Currently, the main therapy for paratonia is the passive movement therapy (PMT), which aims to decrease high muscle tone and to sustain range of motion of the affected joints. However, there are general doubts about the beneficial effects of this widely used therapy. It was observed that the frail elderly patients, who often show signs of discomfort during the treatment, are prone to injury and not able to actively use regained mobility. In fact, a pilot study with PMT even showed an increased muscle tone in the PMT group, as compared to controls, indicating a possible association with muscle fibre injuries (Hobbelen et al., Nederlands Tijdschrift voor Fysiotherapie 2003, 113:132-137).

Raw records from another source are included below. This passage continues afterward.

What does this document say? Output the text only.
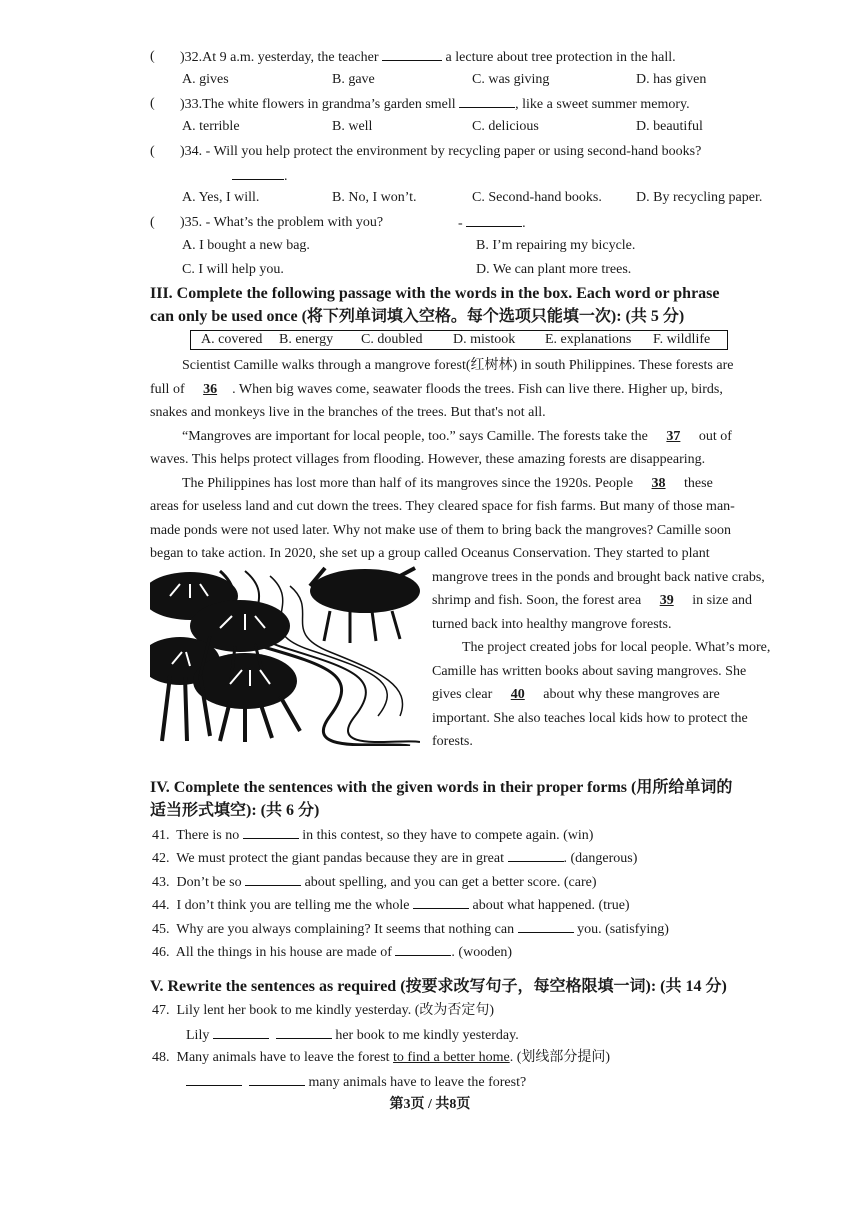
( )32.At 9 a.m. yesterday, the teacher	a lecture about tree protection in the hall.
A. gives	B. gave	C. was giving	D. has given
( )33.The white flowers in grandma’s garden smell	, like a sweet summer memory.
A. terrible	B. well	C. delicious	D. beautiful
( )34. - Will you help protect the environment by recycling paper or using second-hand books?
.
A. Yes, I will.	B. No, I won’t.	C. Second-hand books. D. By recycling paper.
( )35. - What’s the problem with you?	-	.
A. I bought a new bag.	B. I’m repairing my bicycle.
C. I will help you.	D. We can plant more trees.
III. Complete the following passage with the words in the box. Each word or phrase
can only be used once (将下列单词填入空格。每个选项只能填一次): (共 5 分)
A. covered B. energy C. doubled D. mistook E. explanations F. wildlife
Scientist Camille walks through a mangrove forest(红树林) in south Philippines. These forests are
full of 36 . When big waves come, seawater floods the trees. Fish can live there. Higher up, birds,
snakes and monkeys live in the branches of the trees. But that's not all.
“Mangroves are important for local people, too.” says Camille. The forests take the 37 out of
waves. This helps protect villages from flooding. However, these amazing forests are disappearing.
The Philippines has lost more than half of its mangroves since the 1920s. People 38 these
areas for useless land and cut down the trees. They cleared space for fish farms. But many of those man-
made ponds were not used later. Why not make use of them to bring back the mangroves? Camille soon
began to take action. In 2020, she set up a group called Oceanus Conservation. They started to plant
mangrove trees in the ponds and brought back native crabs,
shrimp and fish. Soon, the forest area 39 in size and
turned back into healthy mangrove forests.
The project created jobs for local people. What’s more,
Camille has written books about saving mangroves. She
gives clear 40 about why these mangroves are
important. She also teaches local kids how to protect the
forests.
IV. Complete the sentences with the given words in their proper forms (用所给单词的
适当形式填空): (共 6 分)
41. There is no	in this contest, so they have to compete again. (win)
42. We must protect the giant pandas because they are in great	. (dangerous)
43. Don’t be so	about spelling, and you can get a better score. (care)
44. I don’t think you are telling me the whole	about what happened. (true)
45. Why are you always complaining? It seems that nothing can	you. (satisfying)
46. All the things in his house are made of	. (wooden)
V. Rewrite the sentences as required (按要求改写句子，每空格限填一词): (共 14 分)
47. Lily lent her book to me kindly yesterday. (改为否定句)
Lily	her book to me kindly yesterday.
48. Many animals have to leave the forest to find a better home. (划线部分提问)
many animals have to leave the forest?
第3页 / 共8页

A later multi-centre randomized controlled trial to assess the efficacy of PMT in dementia patients with paratonia showed that PMT has no beneficial effects on the muscle tone but shows a trend towards worsening of joint and limb stiffness compared with controls. PMT was therefore not recommended as an intervention in severe paratonia (Hobbelen et al., Int. Psychogeriatr. 2012, 24:834-844).
Thus, no effective treatment is currently available for patients afflicted with paratonia such that activities of daily living (ADLs) could be facilitated and discomfort and consequences of immobility could be delayed or prevented.